With more than 5 billion active phone subscriptions, and related trends in objective-self, smart health, and sensor-based analysis, human lives are being captured at scale and resolution never possible before. This data allows us to study multiple human phenomena and understand human behavior in ways not possible before. An ability to understand human behavior including activity levels, location patterns, sleep, consumption, and communication and social interaction allows for highly detailed and personalized data collection in a far more granular, unobtrusive, and affordable way than earlier.

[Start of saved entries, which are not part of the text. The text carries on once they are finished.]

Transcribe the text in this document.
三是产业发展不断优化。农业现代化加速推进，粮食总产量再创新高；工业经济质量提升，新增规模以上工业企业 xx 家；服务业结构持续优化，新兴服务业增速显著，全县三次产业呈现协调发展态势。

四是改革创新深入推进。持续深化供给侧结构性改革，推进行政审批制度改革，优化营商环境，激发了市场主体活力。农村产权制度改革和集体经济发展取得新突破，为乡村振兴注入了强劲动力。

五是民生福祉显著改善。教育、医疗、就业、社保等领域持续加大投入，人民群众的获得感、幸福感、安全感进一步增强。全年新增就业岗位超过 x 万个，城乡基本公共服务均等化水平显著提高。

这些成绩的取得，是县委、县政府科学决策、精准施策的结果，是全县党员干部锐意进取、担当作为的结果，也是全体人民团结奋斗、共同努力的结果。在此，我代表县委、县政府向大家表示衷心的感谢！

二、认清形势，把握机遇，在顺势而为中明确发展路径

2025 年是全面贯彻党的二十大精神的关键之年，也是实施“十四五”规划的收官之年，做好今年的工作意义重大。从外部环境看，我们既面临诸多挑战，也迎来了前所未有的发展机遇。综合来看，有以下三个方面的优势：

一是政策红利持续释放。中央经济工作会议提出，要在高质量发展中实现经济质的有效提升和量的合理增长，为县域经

This research project is investigating the interconnections between human social and mobility behaviors and general wellbeing, self-esteem, and mental health. Specifically, the project is investigating how socio-mobile data (such as GPS locations and call logs) from users’ personal mobile devices can be used to understand the interplay between socio-mobile behavior and wellbeing, and how any changes in user wellbeing can be automatically detected via this data, which may potentially lead to future appropriate interventions.

In this study, detailed socio-mobile logs for about 60 participants were collected for 10 weeks on Rutgers campus during Spring 2015. The same participants were asked to fill in a number of surveys related to wellbeing. This project has resulted in multiple publications on the aspects of predicting cooperation and privacy needs. Data on other aspects (e.g. mental health) are being analyzed and will be released publically soon.